Abdülmelik el-Husi: ''Ahmakça bir yaklaşım göstermeyin''

Husilerin ilerleyişine içerden ve dışardan gelen tepkilere rağmen hareket silah zoru ile' ilerleme tavrından vazgeçmiyor. Hareketin kuzeydeki Sa'da ilinde yaşayan lideri Abdülmelik el-Husi yaptığı son ''ulusa sesleniş'' konuşmasında iç ve dış baskılara karşılık ''tehditvari'' sözler sarf etti.

Husi, siyasi gruplara hareketin ilan ettiği manifestoya karşı "ahmakça bir tutum sergilememeleri" uyarısında bulundu. "Siyasi güçlerin (bildiriye yönelik) fitne çıkarmak için ahmakça bir adım atması durumunda halk karşılığını verecektir" diyen Husi, Batılı ülkelere de "Yemen artık dış güçlerin etkisinden çıkan bir ülke olma yolunda ilerleyecektir" mesajını verdi.

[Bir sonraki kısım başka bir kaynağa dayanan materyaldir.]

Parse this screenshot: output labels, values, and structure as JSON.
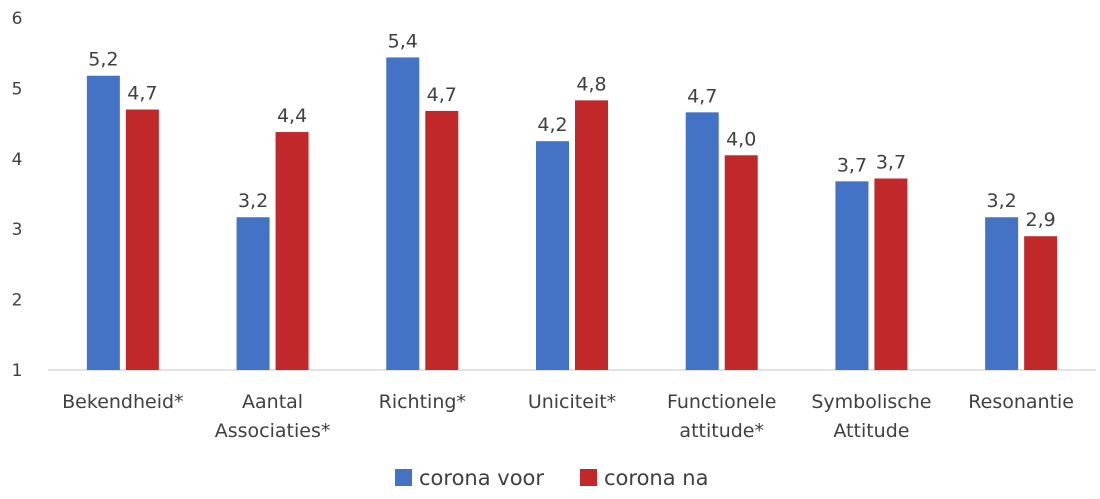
{
  "chart_data": {
    "type": "bar",
    "title": "",
    "xlabel": "",
    "ylabel": "",
    "ylim": [
      1,
      6
    ],
    "yticks": [
      "1",
      "2",
      "3",
      "4",
      "5",
      "6"
    ],
    "grid": false,
    "legend_position": "bottom",
    "categories": [
      [
        "Bekendheid*"
      ],
      [
        "Aantal",
        "Associaties*"
      ],
      [
        "Richting*"
      ],
      [
        "Uniciteit*"
      ],
      [
        "Functionele",
        "attitude*"
      ],
      [
        "Symbolische",
        "Attitude"
      ],
      [
        "Resonantie"
      ]
    ],
    "series": [
      {
        "name": "corona voor",
        "color": "#4472C4",
        "values": [
          5.18,
          3.17,
          5.44,
          4.25,
          4.66,
          3.68,
          3.17
        ],
        "labels": [
          "5,2",
          "3,2",
          "5,4",
          "4,2",
          "4,7",
          "3,7",
          "3,2"
        ]
      },
      {
        "name": "corona na",
        "color": "#C0282A",
        "values": [
          4.7,
          4.38,
          4.68,
          4.83,
          4.05,
          3.72,
          2.9
        ],
        "labels": [
          "4,7",
          "4,4",
          "4,7",
          "4,8",
          "4,0",
          "3,7",
          "2,9"
        ]
      }
    ]
  }
}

Husi karşıtı protestolar hakkında ise hareketin silahlı üyelerinin sert müdahalesi ve alı koyma eylemleri ülkenin Sana, İbb ve Hudeyde gibi kentlerinde devam edeceğe benziyor. Son Husi karşıtı eylemlerde protestoculara ateş açılması ve göstericilerin kaçırılması gibi olaylarda 3 kişi yaralanmış, 12 kişi alıkonulmuştu.

Husiler, hükümet ve Cumhurbaşkanı Abdurabbu Mansur Hadi'nin istifasının ardından 6 Şubat Cuma günü, ülkedeki siyasi geçiş sürecini belirleyecek bir manifesto açıklamıştı. Mevcut anayasanın yürürlükte kalacağı belirtilen manifestoda, 5 üyeli "Başkanlık Konseyi" ve 551 sandalyeli "Ulusal Geçiş Meclisi"nin kurulmasını öngörülüyor.